Illuminating anions in biology with genetically encoded fluorescent biosensors

Abstract

Anions are critical to all life forms. Anions can be absorbed as nutrients or biosynthesized. Anions shape a spectrum of fundamental biological processes at the organismal, cellular, and subcellular scales. Genetically encoded fluorescent biosensors can capture anions in action across time and space dimensions with microscopy. The firsts of such technologies were reported more than 20 years for monoatomic chloride and polyatomic cAMP anions. However, the recent boom of anion biosensors illuminates the unknowns and opportunities that remain for toolmakers and end users to meet across the aisle to spur innovations in biosensor designs and applications for discovery anion biology. In this review, we will canvas progress made over the last three years for biologically relevant anions that are classified as halides, oxyanions, carboxylates, and nucleotides.

Figure 1.

The uptake, storage, and metabolism of anions is essential to all living systems. (a) Halides and oxyanions (green) are nutrients, signaling molecules, and regulators of homeostatic functions such as electrolyte balance and post-translational modifications. The carboxylates (blue) are metabolic and biosynthetic precursors serving as energy reservoirs, signaling anions, and potential biomarkers of disease states. The nucleotides (red) exist in an intricate balance, and are key energy storage molecules, secondary messengers for signal transduction, biosynthesis, and indicators of the metabolic state of the cell. Genetically encoded fluorescent biosensors can intercept and illuminate anions across these processes at the subcellular, cellular, and organismal scales.
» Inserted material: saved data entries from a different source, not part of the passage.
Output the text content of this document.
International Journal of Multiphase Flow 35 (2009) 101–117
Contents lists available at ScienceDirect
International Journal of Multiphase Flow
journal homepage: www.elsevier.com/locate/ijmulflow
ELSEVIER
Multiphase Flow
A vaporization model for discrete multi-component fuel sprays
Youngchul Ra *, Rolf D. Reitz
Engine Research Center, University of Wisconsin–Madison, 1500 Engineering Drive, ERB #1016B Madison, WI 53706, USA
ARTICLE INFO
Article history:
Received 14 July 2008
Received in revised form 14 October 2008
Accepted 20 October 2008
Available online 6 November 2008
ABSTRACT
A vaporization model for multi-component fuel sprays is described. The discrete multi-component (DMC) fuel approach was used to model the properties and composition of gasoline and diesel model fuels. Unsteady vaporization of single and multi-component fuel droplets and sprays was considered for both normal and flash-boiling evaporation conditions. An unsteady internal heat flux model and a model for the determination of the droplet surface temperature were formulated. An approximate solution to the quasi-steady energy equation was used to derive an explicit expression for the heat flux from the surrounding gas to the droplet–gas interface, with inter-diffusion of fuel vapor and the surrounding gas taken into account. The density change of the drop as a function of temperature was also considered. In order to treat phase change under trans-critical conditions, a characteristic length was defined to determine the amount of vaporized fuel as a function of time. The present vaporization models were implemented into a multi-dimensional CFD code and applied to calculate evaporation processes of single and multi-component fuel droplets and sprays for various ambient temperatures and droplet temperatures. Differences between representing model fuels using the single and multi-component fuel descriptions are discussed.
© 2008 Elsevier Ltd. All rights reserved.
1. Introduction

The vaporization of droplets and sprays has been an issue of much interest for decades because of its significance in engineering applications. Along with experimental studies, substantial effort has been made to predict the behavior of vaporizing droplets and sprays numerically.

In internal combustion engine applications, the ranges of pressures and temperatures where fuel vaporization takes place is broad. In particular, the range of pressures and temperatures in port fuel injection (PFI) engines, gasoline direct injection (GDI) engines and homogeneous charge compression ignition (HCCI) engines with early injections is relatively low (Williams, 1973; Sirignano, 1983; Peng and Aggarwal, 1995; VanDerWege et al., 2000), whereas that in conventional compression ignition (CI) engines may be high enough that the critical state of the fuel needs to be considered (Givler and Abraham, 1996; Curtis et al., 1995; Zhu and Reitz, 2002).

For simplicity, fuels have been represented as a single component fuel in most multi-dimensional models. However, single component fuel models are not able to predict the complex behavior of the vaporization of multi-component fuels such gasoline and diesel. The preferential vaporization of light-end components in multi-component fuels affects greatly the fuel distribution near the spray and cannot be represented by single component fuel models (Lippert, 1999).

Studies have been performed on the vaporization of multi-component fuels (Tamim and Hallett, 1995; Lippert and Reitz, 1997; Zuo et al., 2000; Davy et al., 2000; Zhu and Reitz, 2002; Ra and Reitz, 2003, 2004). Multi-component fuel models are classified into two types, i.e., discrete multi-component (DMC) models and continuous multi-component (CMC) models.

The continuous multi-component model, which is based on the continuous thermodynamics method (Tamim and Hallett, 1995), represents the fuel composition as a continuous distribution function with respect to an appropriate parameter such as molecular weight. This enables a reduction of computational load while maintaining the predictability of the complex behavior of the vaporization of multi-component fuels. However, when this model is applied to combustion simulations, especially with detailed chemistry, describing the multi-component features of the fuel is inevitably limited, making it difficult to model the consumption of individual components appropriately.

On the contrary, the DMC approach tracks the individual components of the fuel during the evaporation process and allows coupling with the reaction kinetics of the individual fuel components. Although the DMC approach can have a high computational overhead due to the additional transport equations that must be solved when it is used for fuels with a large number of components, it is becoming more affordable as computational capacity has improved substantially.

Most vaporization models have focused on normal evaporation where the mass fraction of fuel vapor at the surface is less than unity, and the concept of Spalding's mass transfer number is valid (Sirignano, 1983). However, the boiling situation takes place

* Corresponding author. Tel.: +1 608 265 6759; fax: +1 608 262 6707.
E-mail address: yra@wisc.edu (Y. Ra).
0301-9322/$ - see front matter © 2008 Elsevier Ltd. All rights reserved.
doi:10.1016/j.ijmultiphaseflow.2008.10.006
Representative biosensors discussed in this review are listed. (b) Overall β-barrel structure of avGFP (λ_ex = 395 nm, λ_em = 509 nm, chromophore pK_a = 4.5, Φ = 0.79, ε = 25,000 M⁻¹ cm⁻¹) from the jellyfish Aequorea victoria (PDB ID: 1GFL) with the chromophore equilibrium [21,92]. (c) Common biosensor designs and sensing mechanisms for intrinsic and extrinsic biosensors.

Figure 2.

Representative strategies used to engineer FP biosensors for anions. (a) Iterative rounds of directed evolution guided by coevolutionary modeling generates GR2-CFP. (b) Structure-guided selection and engineering of the non-coordinating residues K143 and R195 in mNeonGreen (PDB IDs: 5LTP, 5LTR, [53]) unlocked chloride sensitivity at physiological pH. Abbreviations: CRO, chromophore. (c) Improved iGluSnFR variants for in vivo brain imaging were generated through screening and selection in E. coli lysate, followed by primary rat neurons. (d) The BeadScan system to discover LiLac for 2pFLIM allowed for multi-parameter screening of individual library variants encapsulated in gel-shell beads.

Figure 3.

Representative applications of FP biosensors for subcellular, multiplex, and 2P imaging of anions. (a) Localization of the FLIPE glutamate (Glu) sensor to the cytosol or plasma membrane of A. thaliana impacted plant growth. (b) Cytosolic localization of UGAcS and endoplasmic reticulum localization of bapaUGAC enabled UDP-GlcNAc imaging in HEK293T cells. (c) Multiplex imaging of glutamate with iGluSnFR and calcium (Ca²⁺) with Cal-590 in sinoatrial node pacemaker cardiac cells. (d) Laser-induced injury (inset) to neurons in the visual cortex of zebrafish larvae triggered ATP release as visualized by GRAB_ATP1.0, and recruitment of DsRed-labeled astrocytes. (e) cAMPFIRE-L expressed in neurons in the somatosensory cortex of mice that were awake, anesthetized, or during locomotion revealed distinct cAMP dynamics. (f) Expression of SClm in neurons from mice indicated intracellular chloride (Cl⁻) changes in neuronal development. Abbreviations: GlcN, glucosamine, ROS, reactive oxygen species.